The gist remains. The stain on the wall is hard to remove. In the case of this conspiracy theory, the basic idea is widely accepted. In a recent survey, the Associated Press asked if people agreed with the idea that a group of elites was trying to replace native-born Americans with immigrants who agreed with their political views. Around one-third of respondents stated they agreed with the statement: 32 percent agreed with the underlying idea of a conspiracy theory. The disinformation campaign has left a serious stain.
A Hopeful Approach
To counter disinformation, the truth must be as aggressive. In a recent study, Broockman and Kalla (2022) paid people to switch from watching Fox News to CNN for a month. When people changed their news diet, their knowledge and beliefs changed as well. Providing accurate information early may make it harder for disinformation to leave a stain. And changing to accurate information even after exposure to disinformation may help to clean the stain off the wall, to change the gist that remains. But it takes time and a lot of truthful information. And when people went back to watching Fox, their ideas and beliefs returned to baseline.
The Risk of Disinformation
The risk of disinformation campaigns is not simply the individual statements. Those ideas are the spaghetti thrown against the wall. The risk is that the underlying idea will remain.
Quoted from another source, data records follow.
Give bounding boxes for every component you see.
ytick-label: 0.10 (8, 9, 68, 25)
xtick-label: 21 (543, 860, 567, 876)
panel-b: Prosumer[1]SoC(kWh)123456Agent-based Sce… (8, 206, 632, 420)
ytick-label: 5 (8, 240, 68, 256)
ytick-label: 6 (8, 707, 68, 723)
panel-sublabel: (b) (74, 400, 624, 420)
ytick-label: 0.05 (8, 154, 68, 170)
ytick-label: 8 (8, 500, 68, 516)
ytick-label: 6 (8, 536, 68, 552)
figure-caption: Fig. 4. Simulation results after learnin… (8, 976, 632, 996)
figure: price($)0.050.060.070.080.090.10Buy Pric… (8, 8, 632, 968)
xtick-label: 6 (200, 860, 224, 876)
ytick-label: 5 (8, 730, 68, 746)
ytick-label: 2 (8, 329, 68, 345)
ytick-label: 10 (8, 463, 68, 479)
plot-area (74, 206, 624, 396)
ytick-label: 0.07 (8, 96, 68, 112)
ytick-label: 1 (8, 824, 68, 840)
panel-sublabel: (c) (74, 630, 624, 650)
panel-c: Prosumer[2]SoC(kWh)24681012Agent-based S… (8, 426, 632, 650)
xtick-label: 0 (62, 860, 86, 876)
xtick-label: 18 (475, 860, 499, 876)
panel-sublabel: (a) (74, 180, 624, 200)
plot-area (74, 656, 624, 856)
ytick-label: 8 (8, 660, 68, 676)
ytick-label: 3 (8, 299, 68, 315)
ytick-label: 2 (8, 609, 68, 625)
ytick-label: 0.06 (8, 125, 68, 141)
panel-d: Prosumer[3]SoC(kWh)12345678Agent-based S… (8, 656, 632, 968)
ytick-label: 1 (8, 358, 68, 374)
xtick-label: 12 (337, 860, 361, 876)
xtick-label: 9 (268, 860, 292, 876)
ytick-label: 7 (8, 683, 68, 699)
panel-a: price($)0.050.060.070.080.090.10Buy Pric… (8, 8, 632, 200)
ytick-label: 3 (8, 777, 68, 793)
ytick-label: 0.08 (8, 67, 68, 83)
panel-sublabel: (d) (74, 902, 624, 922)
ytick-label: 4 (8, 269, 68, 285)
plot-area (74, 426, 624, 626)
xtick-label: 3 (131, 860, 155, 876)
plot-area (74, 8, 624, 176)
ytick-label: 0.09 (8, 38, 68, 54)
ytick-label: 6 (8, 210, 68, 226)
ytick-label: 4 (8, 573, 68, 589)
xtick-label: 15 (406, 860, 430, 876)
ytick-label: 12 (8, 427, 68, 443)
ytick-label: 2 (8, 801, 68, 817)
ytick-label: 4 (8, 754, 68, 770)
And then we may wander the halls at night like Lady Macbeth trying constantly to remove the stains from our hands, from our minds, from the minds of our neighbors. The damage of disinformation campaigns will outlast individual false statements.
Bransford, J. D., & Franks, J. J. (1971). The abstraction of linguistic ideas. Cognitive Psychology, 2(4), 331-350.
Broockman, D., & Kalla, J. (2022). The manifold effects of partisan media on viewers’ beliefs and attitudes: A field experiment with Fox News viewers. OSF Preprints.